Anthony Giddens est ainsi amené à distinguer les concepts de « conscience discursive » et de « conscience pratique ». Le concept de conscience pratique renvoie à la connaissance tacite, c’est-à-dire à tout ce que les agents sociaux savent de leur vie sociale sans pouvoir l’exprimer de façon discursive. Le concept de conscience discursive correspond à tout ce que les agents sociaux sont capables d’exprimer par le langage sur les conditions de leurs actions.
Mais la reconnaissance par Anthony Giddens de l’importance du contrôle réflexif que les agents sociaux exercent sur leurs actions n’implique pas que ces dernières ne soient pas sous-tendues par des motivations inconscientes. Si les agents peuvent expliquer ce qu’ils font, ils n’arrivent pas nécessairement à rendre compte des motivations qui les amènent à agir. Les acteurs sont, dans la vie sociale ordinaire, motivés pour assurer et maintenir entre eux un accord implicite non pas pour respecter un contrat mutuel auquel ils adhéreraient par une stratégie volontaire et cynique, mais pour reproduire les conditions de confiance qui prennent très tôt un caractère de réciprocité dans l’existence de l’agent social, notamment dans la relation entre la mère et l’enfant, et s’expriment ensuite tout au long de la vie dans des contextes de coprésence.
L’autre limite à cette compétence concerne les conséquences non intentionnelles des conduites qui peuvent rétroagir et devenir des conditions non reconnues d’actions ultérieures. Ce qu’Anthony Giddens
résume une formule : « Je suis l’auteur de beaucoup de choses que je n’est pas  l’intention de de faire  et que je ne veux pas engendrer mais que néanmoins je fais. De façon réciproque, je parviens parfois à réaliser ce que je désire sans que cela soit directement attribuable à mon intervention ».

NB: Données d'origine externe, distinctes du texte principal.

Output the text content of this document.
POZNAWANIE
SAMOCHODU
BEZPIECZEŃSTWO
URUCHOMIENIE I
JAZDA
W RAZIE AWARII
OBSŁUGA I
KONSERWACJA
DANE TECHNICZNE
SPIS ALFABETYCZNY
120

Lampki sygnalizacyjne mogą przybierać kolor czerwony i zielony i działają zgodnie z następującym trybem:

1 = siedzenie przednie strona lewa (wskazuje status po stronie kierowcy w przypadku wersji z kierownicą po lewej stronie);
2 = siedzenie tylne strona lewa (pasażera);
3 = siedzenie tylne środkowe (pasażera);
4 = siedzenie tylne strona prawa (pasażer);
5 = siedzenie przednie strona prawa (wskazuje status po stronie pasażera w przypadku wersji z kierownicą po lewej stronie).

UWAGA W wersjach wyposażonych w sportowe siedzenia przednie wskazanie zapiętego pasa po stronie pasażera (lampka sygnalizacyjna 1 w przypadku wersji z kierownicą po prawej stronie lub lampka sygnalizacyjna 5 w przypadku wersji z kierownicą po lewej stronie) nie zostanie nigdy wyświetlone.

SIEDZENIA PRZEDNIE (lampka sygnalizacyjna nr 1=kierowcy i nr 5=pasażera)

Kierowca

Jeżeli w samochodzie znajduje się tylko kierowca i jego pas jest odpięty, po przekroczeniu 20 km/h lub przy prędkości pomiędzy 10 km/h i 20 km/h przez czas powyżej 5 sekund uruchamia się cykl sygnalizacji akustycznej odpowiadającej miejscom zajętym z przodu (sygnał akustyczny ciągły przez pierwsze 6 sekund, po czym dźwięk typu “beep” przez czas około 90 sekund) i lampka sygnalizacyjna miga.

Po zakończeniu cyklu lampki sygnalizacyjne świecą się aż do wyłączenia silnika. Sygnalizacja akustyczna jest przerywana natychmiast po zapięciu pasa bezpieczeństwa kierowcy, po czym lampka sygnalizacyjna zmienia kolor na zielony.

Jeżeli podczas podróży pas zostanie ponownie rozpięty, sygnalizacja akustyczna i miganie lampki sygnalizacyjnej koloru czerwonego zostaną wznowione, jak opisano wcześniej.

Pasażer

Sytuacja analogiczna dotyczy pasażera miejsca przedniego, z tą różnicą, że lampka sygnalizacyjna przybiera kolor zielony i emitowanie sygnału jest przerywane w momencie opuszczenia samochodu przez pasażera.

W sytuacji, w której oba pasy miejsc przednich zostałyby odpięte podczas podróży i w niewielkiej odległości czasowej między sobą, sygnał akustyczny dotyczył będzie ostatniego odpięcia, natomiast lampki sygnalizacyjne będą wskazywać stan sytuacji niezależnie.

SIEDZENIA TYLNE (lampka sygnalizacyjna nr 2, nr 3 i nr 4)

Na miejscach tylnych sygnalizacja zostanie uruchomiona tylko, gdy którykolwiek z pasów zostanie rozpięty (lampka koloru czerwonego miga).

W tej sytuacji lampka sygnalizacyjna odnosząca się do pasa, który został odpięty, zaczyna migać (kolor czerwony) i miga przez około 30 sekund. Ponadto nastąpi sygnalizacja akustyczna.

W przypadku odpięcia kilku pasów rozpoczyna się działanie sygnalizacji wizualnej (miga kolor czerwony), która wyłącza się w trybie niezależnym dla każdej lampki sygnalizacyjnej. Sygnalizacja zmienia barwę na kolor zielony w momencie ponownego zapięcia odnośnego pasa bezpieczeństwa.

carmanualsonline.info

La vie sociale comme le produit des interactions routinières entre des agents en situation de coprésence dans le temps et dans l’espace

En introduisant les notions d’« intégration sociale » et d’« intégration systémique » ainsi que les liens que ces deux concepts entretiennent, le sociologue entend montrer la continuité de la vie sociale dans les interactions routinières entre des agents en situation de coprésence dans le temps et dans l’espace.
Anthony Giddens utilise tout d’abord les travaux d’Erving Goffman pour mettre en évidence que les traits routiniers des situations d’interaction sociale représentent les traits institutionnalisés des systèmes sociaux. Il montre ensuite avec Wieder que les règles qui sont appliquées dans des contextes de coprésence, ne sont jamais limitées à ces rencontres spécifiques, et s’étendent à des modèles de rencontres dans le temps et l’espace. C’est dire autrement qu’invoquer le code dans ces situations, ce n’est pas seulement sanctionner ceux qui y contreviennent, c’est aussi le faire exister. Le positionnement d’un acteur se situe alors à trois niveaux : à un premier niveau dans les contextes de coprésence, à un second niveau dans des régions élargies que sont les totalités sociétales, et à un troisième niveau dans le système « inter- sociétal » dont l’échelle correspond à la distribution géopolitique des systèmes sociaux. Ainsi dans les sociétés où l’intégration sociale et l’intégration systémique sont plus ou moins identiques, comme les sociétés tribales, les différents positionnements se substituent les uns aux autres. En revanche, dans des sociétés contemporaines, les acteurs sociaux se positionnement dans un ensemble de zones qui vont de la maison au système mondial.